MRi scanning of the knee joint was performed in the axial and coronal plane due to the study's time and practical limits, but imaging in two planes was considered sufficient for the study. The use of a 1.5 T extremity scanner may present a limitation on the quality upon which the imaging is measured due to larger pixel size and lower definition. Optimally, automated software for JSW/mJSW-detection and measurement would be used in such a study but was not feasible in this study. Measurement of the cartilage thickness on each bone surface would be a better method of assessing the correct total cartilage thickness in each compartment, but this was not possible in knees with very deteriorated cartilage.
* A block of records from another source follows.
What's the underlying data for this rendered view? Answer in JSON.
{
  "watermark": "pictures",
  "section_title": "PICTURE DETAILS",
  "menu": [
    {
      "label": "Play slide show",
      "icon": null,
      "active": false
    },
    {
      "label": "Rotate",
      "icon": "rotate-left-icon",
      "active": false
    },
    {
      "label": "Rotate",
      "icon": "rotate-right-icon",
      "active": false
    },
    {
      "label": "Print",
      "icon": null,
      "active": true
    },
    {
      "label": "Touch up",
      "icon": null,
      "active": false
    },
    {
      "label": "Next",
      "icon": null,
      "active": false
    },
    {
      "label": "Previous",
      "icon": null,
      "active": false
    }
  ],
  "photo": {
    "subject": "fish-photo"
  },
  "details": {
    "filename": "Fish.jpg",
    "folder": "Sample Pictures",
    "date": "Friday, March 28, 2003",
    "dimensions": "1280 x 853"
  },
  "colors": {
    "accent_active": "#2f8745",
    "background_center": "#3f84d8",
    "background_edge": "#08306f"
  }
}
Therefore, MRi measurements from cortex to cortex of both JSW/mJSW were considered the best measurement method in this study to compare with radiographic JSW/mJSW. The knee joint was not in a weight-bearing position when performing MRi, theoretically allowing the possibility of fluid to enter the compartment between the joint surfaces, but this was not an actual issue during measurements. In some cases, this could increase the measured JSW/mJSW, but earlier studies have shown this to have a marginal impact. The knee was positioned in different degrees of flexion in each method, but this reflects general clinical practice.

Conclusions

Non-significant weak correlation was found between specialized radiography and MRi when measuring cartilage height in the medial knee compartment. A strong to very strong correlation was found between specialized radiography and MRi in the lateral compartment. We conclude that MRi cannot and should not replace these specialized radiographic methods but should be reserved for more special cases where abnormal radiography or suspicion of atypical clinical findings present themselves.

Ethical policies

Participants gave informed consent before inclusion, and the study has obtained approval from the Danish Ethics Committee, approval-id H-18010291.

There were no financial conflicts of interest. The authors' institutions funded the study without external funding.